La voz de mi padre temblaba de incredulidad:
—¿Acaso no sabes que Javier Rivera sufrió un accidente el año pasado? El daño neurológico lo dejó estéril… ¡Si te casas con él, estarás condenada a una viudez en vida!
La mano que sostenía el celular tembló mucho. ¿Viudez en vida? No importaba.
—Mamá, papá, ya tomé una decisión. Volveré en tres días para formalizar mi compromiso con Javier. Sea cual sea el futuro que me espere, lo aceptaré.
Colgué de inmediato. Sabía que mis padres me amaban, pero no podían entender el daño que Iván me había causado.

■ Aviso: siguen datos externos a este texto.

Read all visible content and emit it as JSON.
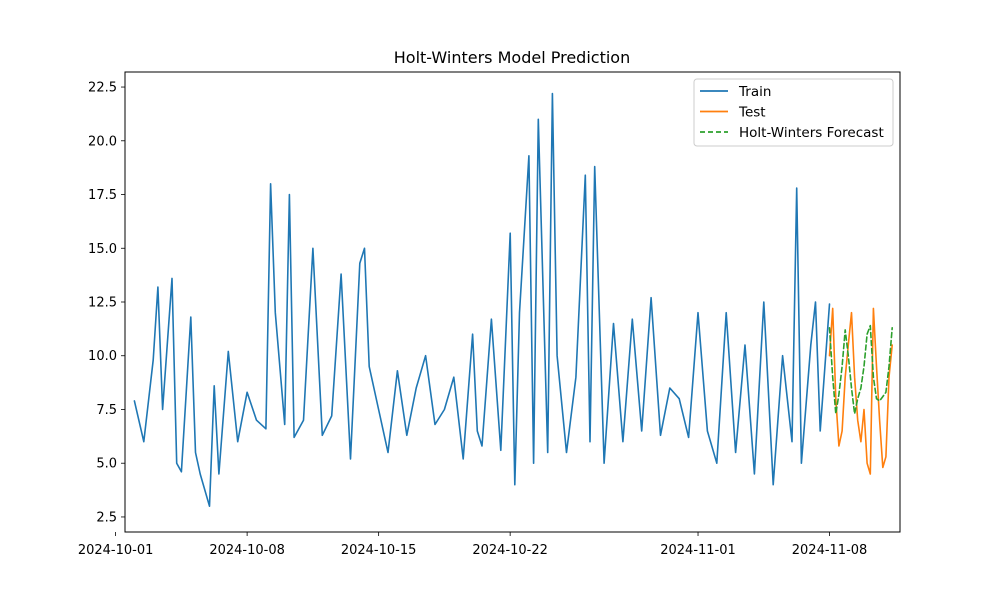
{
  "chart_data": {
    "type": "line",
    "title": "Holt-Winters Model Prediction",
    "xlabel": "",
    "ylabel": "",
    "x_type": "date",
    "xlim": [
      "2024-10-01T12:00",
      "2024-11-11T18:00"
    ],
    "ylim": [
      1.8,
      23.2
    ],
    "x_ticks": [
      "2024-10-01",
      "2024-10-08",
      "2024-10-15",
      "2024-10-22",
      "2024-11-01",
      "2024-11-08"
    ],
    "y_ticks": [
      "2.5",
      "5.0",
      "7.5",
      "10.0",
      "12.5",
      "15.0",
      "17.5",
      "20.0",
      "22.5"
    ],
    "y_tick_values": [
      2.5,
      5.0,
      7.5,
      10.0,
      12.5,
      15.0,
      17.5,
      20.0,
      22.5
    ],
    "grid": false,
    "legend_position": "top-right",
    "series": [
      {
        "name": "Train",
        "color": "#1f77b4",
        "style": "solid",
        "x": [
          "2024-10-02T00:00",
          "2024-10-02T12:00",
          "2024-10-03T00:00",
          "2024-10-03T06:00",
          "2024-10-03T12:00",
          "2024-10-04T00:00",
          "2024-10-04T06:00",
          "2024-10-04T12:00",
          "2024-10-05T00:00",
          "2024-10-05T06:00",
          "2024-10-05T12:00",
          "2024-10-06T00:00",
          "2024-10-06T06:00",
          "2024-10-06T12:00",
          "2024-10-07T00:00",
          "2024-10-07T12:00",
          "2024-10-08T00:00",
          "2024-10-08T12:00",
          "2024-10-09T00:00",
          "2024-10-09T06:00",
          "2024-10-09T12:00",
          "2024-10-10T00:00",
          "2024-10-10T06:00",
          "2024-10-10T12:00",
          "2024-10-11T00:00",
          "2024-10-11T12:00",
          "2024-10-12T00:00",
          "2024-10-12T12:00",
          "2024-10-13T00:00",
          "2024-10-13T12:00",
          "2024-10-14T00:00",
          "2024-10-14T06:00",
          "2024-10-14T12:00",
          "2024-10-15T00:00",
          "2024-10-15T12:00",
          "2024-10-16T00:00",
          "2024-10-16T12:00",
          "2024-10-17T00:00",
          "2024-10-17T12:00",
          "2024-10-18T00:00",
          "2024-10-18T12:00",
          "2024-10-19T00:00",
          "2024-10-19T12:00",
          "2024-10-20T00:00",
          "2024-10-20T06:00",
          "2024-10-20T12:00",
          "2024-10-21T00:00",
          "2024-10-21T12:00",
          "2024-10-22T00:00",
          "2024-10-22T06:00",
          "2024-10-22T12:00",
          "2024-10-23T00:00",
          "2024-10-23T06:00",
          "2024-10-23T12:00",
          "2024-10-24T00:00",
          "2024-10-24T06:00",
          "2024-10-24T12:00",
          "2024-10-25T00:00",
          "2024-10-25T12:00",
          "2024-10-26T00:00",
          "2024-10-26T06:00",
          "2024-10-26T12:00",
          "2024-10-27T00:00",
          "2024-10-27T12:00",
          "2024-10-28T00:00",
          "2024-10-28T12:00",
          "2024-10-29T00:00",
          "2024-10-29T12:00",
          "2024-10-30T00:00",
          "2024-10-30T12:00",
          "2024-10-31T00:00",
          "2024-10-31T12:00",
          "2024-11-01T00:00",
          "2024-11-01T12:00",
          "2024-11-02T00:00",
          "2024-11-02T12:00",
          "2024-11-03T00:00",
          "2024-11-03T12:00",
          "2024-11-04T00:00",
          "2024-11-04T12:00",
          "2024-11-05T00:00",
          "2024-11-05T12:00",
          "2024-11-06T00:00",
          "2024-11-06T06:00",
          "2024-11-06T12:00",
          "2024-11-07T00:00",
          "2024-11-07T06:00",
          "2024-11-07T12:00",
          "2024-11-08T00:00"
        ],
        "values": [
          7.9,
          6.0,
          9.8,
          13.2,
          7.5,
          13.6,
          5.0,
          4.6,
          11.8,
          5.5,
          4.5,
          3.0,
          8.6,
          4.5,
          10.2,
          6.0,
          8.3,
          7.0,
          6.6,
          18.0,
          12.0,
          6.8,
          17.5,
          6.2,
          7.0,
          15.0,
          6.3,
          7.2,
          13.8,
          5.2,
          14.3,
          15.0,
          9.5,
          7.5,
          5.5,
          9.3,
          6.3,
          8.5,
          10.0,
          6.8,
          7.5,
          9.0,
          5.2,
          11.0,
          6.5,
          5.8,
          11.7,
          5.6,
          15.7,
          4.0,
          12.0,
          19.3,
          5.0,
          21.0,
          5.5,
          22.2,
          10.0,
          5.5,
          9.0,
          18.4,
          6.0,
          18.8,
          5.0,
          11.5,
          6.0,
          11.7,
          6.5,
          12.7,
          6.3,
          8.5,
          8.0,
          6.2,
          12.0,
          6.5,
          5.0,
          12.0,
          5.5,
          10.5,
          4.5,
          12.5,
          4.0,
          10.0,
          6.0,
          17.8,
          5.0,
          10.5,
          12.5,
          6.5,
          12.4
        ]
      },
      {
        "name": "Test",
        "color": "#ff7f0e",
        "style": "solid",
        "x": [
          "2024-11-08T00:00",
          "2024-11-08T04:00",
          "2024-11-08T08:00",
          "2024-11-08T12:00",
          "2024-11-08T16:00",
          "2024-11-08T20:00",
          "2024-11-09T00:00",
          "2024-11-09T04:00",
          "2024-11-09T08:00",
          "2024-11-09T12:00",
          "2024-11-09T16:00",
          "2024-11-09T20:00",
          "2024-11-10T00:00",
          "2024-11-10T04:00",
          "2024-11-10T08:00",
          "2024-11-10T12:00",
          "2024-11-10T16:00",
          "2024-11-10T20:00",
          "2024-11-11T00:00",
          "2024-11-11T04:00",
          "2024-11-11T08:00"
        ],
        "values": [
          10.0,
          12.2,
          8.0,
          5.8,
          6.5,
          9.0,
          10.5,
          12.0,
          9.0,
          7.0,
          6.0,
          7.5,
          5.0,
          4.5,
          12.2,
          9.5,
          7.0,
          4.8,
          5.3,
          9.0,
          10.5
        ]
      },
      {
        "name": "Holt-Winters Forecast",
        "color": "#2ca02c",
        "style": "dashed",
        "x": [
          "2024-11-08T00:00",
          "2024-11-08T04:00",
          "2024-11-08T08:00",
          "2024-11-08T12:00",
          "2024-11-08T16:00",
          "2024-11-08T20:00",
          "2024-11-09T00:00",
          "2024-11-09T04:00",
          "2024-11-09T08:00",
          "2024-11-09T12:00",
          "2024-11-09T16:00",
          "2024-11-09T20:00",
          "2024-11-10T00:00",
          "2024-11-10T04:00",
          "2024-11-10T08:00",
          "2024-11-10T12:00",
          "2024-11-10T16:00",
          "2024-11-10T20:00",
          "2024-11-11T00:00",
          "2024-11-11T04:00",
          "2024-11-11T08:00"
        ],
        "values": [
          11.3,
          9.0,
          7.3,
          8.2,
          9.5,
          11.2,
          10.0,
          8.5,
          7.3,
          8.0,
          8.5,
          9.5,
          11.0,
          11.4,
          9.0,
          8.0,
          7.9,
          8.1,
          8.3,
          9.5,
          11.3
        ]
      }
    ]
  }
}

Durante esos cinco años, tomé la iniciativa incontables veces, siempre siendo rechazada por él.
Llegué a dudar de mí misma: ¿acaso no era lo suficientemente atractiva? ¿Me faltaba sensualidad? Al final, me consolaba pensando que solo quería guardar nuestra primera vez para la noche de bodas… Pero ahora entendía: el problema no era yo, sino que su corazón ya le pertenecía a otra.
Regresé a la villa donde había vivido con Iván durante cinco años. Ahí había volcado todo mi amor: él era mi único pensamiento y mi única obsesión. Aunque solo fuéramos amantes en secreto.
Pero ayer, justo en nuestro quinto aniversario, él había reservado rosas champañas en otro lugar para celebrar el cumpleaños de otra mujer. A través de la multitud, vi cómo sus mejores amigos brindaban por ellos:
—¡Qué el destino los una para siempre!
—Iván, ¡cuando se casen, no olviden invitarnos!
Solo al recordarlo sentía ironía. Después de todos esos años juntos, sus amigos ni siquiera sabían de mi existencia pero sí conocían muy bien su relación con ella.
Al principio descubrí en su celular la reserva del espectáculo de fuegos artificiales.
Creí que era para celebrar nuestros cinco años, así que lo seguí en secreto. Solo para descubrir que era para otra persona.
En ese momento, sonó el timbre.
Al abrir, un repartidor me entregó un pastel:
—Señora, es un regalo de su amante.
Lo tomé y abrí la caja. Se leía una frase:
«Feliz aniversario, mi amor.»
Los dedos me temblaron al instante.
El pastel lo había encargado Iván. La caligrafía era la suya. Todos los años, para nuestro aniversario, pedía un pastel y siempre escribía él mismo un mensaje.
En el pasado, ese gesto me habría conmovido mucho.
Ahora, solo me producía náuseas.
Dejé el pastel sobre la mesa, abrí la tapa y contemplé el diseño delicado y los colores dulces. Sentí cómo el estómago se me revolvía.
Arrojé el pastel al basurero y miré hacia la lámpara de cristal en el techo.
La luz parpadeaba, como burlándose de mi estupidez y mi miseria.
Sin darme cuenta, las lágrimas comenzaron a resbalar una tras otra, manchando el sofá.
Fue entonces cuando la puerta de la villa se abrió de golpe, dando paso a Iván, quien se detuvo en seco al verme allí, tendida en el sofá.
—Sofía Fernando, ¿por qué sigues despierta?